Bitte diskutiere den Antrag, und bekunde Deine Unterstützung oder Ablehnung auf dieser Seite. Der Antragstext darf nicht mehr verändert werden!

Änderungsantrag Nr.
PÄA.Verfassungsschutz.1
Beantragt von
[[Antragssteller::Frank11]]
Programm

Wahlprogramm/Parteiprogramm

Schlagworte Pro
Schlagworte Contra
Beantragte Änderungen

Hiermit stelle ich an den Landesparteitag der PIRATEN Thüringen den Antrag, in das Programm der PIRATEN Thüringen an geeigneter Stelle nachfolgenden Abschnitt aufzunehmen:

Der Schutz der freiheitlich-demokratischen Grundordnung und der im Grundgesetz verankerten bürgerlichen Rechte ist ein wesentliches politisches Anliegen der Piratenpartei. Obwohl laut Thüringer Verfassungsschutzgesetz (ThürVSG) dem Landesamt für Verfassungsschutz ein im Wesentlichen gleichlautender Auftrag obliegt, tritt diese Behörde in der öffentlichen Wahrnehmung vor allem durch Demokratie schädigende Skandale, Intransparenz, Vertuschung, Scheinfirmen, Finanztransaktionen an gewaltverherrlichende und menschenverachtende Organisationen und ähnliche dubiose Aktivitäten in Erscheinung. Die Kontrolle des Thüringer Landesamts für Verfassungsschutz durch die Parlamentarische Kontrollkommission erwies sich in der Vergangenheit als schwierig bis unmöglich.
Eine demokratische Gesellschaft wird nicht durch sehr weitgehende Grundrechtseingriffe, Geheimdienstaktivitäten, V-Männer, Gesinnungsschnüffelei, grundgesetzwidrige Verdachtsberichterstattung und Bespitzelung geschützt, sondern vor allem durch einen freien öffentlichen Diskurs und eine möglichst transparente politische Kultur. Für die Ermittlung und Verfolgung von gewalttätigen und kriminellen Aktivitäten sind die Strafverfolgungsbehörden zuständig, deren bestehendes Handlungsinstrumentarium als ausreichend eingeschätzt wird.
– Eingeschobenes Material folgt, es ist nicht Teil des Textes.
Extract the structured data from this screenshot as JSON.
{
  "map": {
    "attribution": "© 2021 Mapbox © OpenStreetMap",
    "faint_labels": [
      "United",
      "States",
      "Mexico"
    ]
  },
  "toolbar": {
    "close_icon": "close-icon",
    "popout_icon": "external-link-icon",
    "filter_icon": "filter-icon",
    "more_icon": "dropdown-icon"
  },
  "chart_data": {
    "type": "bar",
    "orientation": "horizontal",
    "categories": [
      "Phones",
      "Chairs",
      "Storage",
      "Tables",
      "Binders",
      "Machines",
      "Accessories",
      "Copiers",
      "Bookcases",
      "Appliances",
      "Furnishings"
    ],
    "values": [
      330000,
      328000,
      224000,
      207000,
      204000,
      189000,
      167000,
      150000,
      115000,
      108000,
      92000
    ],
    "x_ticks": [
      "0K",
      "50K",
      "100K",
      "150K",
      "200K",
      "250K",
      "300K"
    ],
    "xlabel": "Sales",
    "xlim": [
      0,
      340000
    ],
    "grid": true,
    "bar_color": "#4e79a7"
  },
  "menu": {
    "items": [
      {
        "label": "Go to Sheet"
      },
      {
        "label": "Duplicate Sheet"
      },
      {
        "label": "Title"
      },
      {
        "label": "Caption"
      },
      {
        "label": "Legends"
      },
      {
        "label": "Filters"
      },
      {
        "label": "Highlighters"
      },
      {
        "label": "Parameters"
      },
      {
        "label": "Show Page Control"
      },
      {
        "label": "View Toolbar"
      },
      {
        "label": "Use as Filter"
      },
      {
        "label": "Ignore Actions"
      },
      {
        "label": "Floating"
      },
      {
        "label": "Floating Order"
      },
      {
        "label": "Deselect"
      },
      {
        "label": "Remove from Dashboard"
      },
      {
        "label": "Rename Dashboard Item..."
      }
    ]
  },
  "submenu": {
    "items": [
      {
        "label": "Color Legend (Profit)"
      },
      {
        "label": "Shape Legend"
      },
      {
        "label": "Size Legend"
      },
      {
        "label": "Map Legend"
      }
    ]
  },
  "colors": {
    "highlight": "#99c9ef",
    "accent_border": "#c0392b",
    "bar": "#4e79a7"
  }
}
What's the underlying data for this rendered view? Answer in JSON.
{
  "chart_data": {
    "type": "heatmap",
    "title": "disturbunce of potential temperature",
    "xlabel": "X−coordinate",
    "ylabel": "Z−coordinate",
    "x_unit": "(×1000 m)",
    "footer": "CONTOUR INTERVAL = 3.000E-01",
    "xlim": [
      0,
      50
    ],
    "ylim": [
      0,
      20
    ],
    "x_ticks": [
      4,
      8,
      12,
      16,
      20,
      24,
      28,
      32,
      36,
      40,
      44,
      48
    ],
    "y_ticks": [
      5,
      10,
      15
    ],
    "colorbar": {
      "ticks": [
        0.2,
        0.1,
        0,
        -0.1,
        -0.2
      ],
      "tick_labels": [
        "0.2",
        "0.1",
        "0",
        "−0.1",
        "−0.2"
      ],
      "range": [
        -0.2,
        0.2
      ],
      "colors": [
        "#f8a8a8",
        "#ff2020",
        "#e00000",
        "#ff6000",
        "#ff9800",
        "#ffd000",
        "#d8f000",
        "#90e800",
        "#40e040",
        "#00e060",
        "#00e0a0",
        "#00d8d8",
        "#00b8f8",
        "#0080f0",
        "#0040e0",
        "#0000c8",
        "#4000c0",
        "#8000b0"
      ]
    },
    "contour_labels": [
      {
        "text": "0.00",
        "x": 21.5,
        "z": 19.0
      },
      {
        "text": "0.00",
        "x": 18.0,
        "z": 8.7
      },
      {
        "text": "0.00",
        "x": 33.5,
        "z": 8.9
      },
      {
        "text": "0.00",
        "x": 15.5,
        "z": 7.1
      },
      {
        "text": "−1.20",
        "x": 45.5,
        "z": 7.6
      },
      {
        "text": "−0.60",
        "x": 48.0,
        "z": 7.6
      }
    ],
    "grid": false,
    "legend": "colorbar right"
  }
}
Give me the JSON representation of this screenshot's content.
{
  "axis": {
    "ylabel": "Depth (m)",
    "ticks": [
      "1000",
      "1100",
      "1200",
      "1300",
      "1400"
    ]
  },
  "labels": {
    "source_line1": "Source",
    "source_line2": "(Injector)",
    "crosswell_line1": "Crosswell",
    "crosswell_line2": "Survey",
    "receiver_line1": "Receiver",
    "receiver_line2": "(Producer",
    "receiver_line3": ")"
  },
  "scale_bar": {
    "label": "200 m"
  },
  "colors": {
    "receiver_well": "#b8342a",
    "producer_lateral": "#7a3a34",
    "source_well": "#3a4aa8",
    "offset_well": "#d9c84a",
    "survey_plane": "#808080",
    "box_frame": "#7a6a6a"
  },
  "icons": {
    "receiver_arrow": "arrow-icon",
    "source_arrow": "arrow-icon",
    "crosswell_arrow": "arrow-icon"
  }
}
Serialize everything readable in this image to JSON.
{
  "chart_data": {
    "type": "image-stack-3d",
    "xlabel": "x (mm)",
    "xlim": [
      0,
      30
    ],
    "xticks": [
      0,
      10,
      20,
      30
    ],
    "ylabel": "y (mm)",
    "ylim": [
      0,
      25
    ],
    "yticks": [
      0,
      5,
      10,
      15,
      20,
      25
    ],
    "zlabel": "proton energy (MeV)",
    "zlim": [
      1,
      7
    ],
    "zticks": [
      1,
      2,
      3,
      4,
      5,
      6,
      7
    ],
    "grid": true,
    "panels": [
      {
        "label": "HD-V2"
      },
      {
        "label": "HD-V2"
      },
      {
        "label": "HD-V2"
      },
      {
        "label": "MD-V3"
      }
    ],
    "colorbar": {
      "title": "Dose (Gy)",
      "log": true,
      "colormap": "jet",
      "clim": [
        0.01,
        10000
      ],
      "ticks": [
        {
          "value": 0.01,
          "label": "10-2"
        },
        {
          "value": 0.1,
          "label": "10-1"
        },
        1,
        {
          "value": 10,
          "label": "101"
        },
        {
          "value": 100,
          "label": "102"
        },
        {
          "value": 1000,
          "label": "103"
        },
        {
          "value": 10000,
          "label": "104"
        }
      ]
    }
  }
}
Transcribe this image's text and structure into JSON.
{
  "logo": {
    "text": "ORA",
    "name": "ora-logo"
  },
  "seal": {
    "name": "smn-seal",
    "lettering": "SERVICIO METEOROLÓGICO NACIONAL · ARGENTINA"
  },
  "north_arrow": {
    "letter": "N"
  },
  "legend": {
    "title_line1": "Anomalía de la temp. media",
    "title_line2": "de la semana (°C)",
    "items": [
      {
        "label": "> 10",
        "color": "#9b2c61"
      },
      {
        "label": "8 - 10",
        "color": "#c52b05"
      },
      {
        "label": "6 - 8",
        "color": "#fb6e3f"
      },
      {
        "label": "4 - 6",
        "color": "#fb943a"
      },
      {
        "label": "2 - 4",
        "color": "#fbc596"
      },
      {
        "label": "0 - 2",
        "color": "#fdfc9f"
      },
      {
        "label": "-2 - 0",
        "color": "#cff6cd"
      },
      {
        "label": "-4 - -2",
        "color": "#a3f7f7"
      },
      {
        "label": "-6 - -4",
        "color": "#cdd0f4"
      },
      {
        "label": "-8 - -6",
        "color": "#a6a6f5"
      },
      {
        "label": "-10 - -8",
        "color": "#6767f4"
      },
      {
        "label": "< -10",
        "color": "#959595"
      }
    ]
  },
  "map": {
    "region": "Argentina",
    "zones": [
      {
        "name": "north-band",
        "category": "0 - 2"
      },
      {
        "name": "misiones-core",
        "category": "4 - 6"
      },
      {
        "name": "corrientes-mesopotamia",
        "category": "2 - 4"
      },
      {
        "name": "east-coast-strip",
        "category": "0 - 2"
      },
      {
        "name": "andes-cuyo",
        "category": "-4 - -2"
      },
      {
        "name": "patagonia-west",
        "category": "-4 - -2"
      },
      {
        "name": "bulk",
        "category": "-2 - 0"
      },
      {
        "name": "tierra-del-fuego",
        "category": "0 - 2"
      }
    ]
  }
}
Die PIRATEN Thüringen fordern daher die Auflösung des Thüringer Landesamts für Verfassungsschutz.

Begründung

Seit seiner Gründung ist das Thüringer Landesamt für Verfassungsschutz vor allem durch eine Reihe von Skandalen in Erscheinung getreten:

  • 1997 verschwanden zwei Computer beim Umzug des Innenministeriums mit Daten des VS, vier Jahre später tauchten Daten dieser Rechner in der rechten Szene wieder auf.
  • der Fall Thomas Dienel - rechtskräftig verurteilter Neonazi, der dem Verfassungsschutz unter dem Decknamen "Küche" bis zum Jahr 1997 als Quelle zu Diensten war. Lieferte mit kameragerecht inszenierten "Wehrsportübungen" den Medien entsprechendes Futter. Dienel war vor der Wende übrigens SED-Mitglied, was fortbestehende Verbindungen des VS zur ehemaligen Stasi möglich erscheinen läßt.
  • 2001 wurde bekannt, dass der Thüringer Verfassungsschutz den stellvertretenden NPD-Landesvorsitzenden Tino Brandt als V-Mann "Otto" engagiert hatte - und dessen "Arbeit" mit bis zu 40 000 DM pro Jahr sponserte. Der gründete mit diesen Geldern z.B. den "Thüringer Heimatschutz". Brandt war seit 1999 in der NPD; seit April 2000 als stellvertretender Landesvorsitzender.
  • 2005 steht in Erfurt Helmut Roewer (56) vor Gericht. Angeklagt wegen Untreue und Betrugs. Zum Nachteil der Staatskasse, also des Steuerzahlers. In nicht weniger als dreiundsechzig Fällen. Der Mann war von 1994 bis 2000 Präsident des Thüringer Landesamtes für Verfassungsschutz. Mit auf der Erfurter Anklagebank sitzen wegen Beihilfe auch zwei frühere Referatsleiter des V-Amtes. Die Angeklagten hatten Gelder an Scheinidentitäten überwiesen und für private Zwecke abgezweigt.
  • der Fall Heron-Verlag - vom VS gegründetes und unterhaltenes Tarnunternehmen, mit dem auch Scheinverträge abgeschlossen wurden. Dem Amt zugeteilte Gelder wurden über den Heron-Verlag abgezweigt und für private Zwecke verwendet.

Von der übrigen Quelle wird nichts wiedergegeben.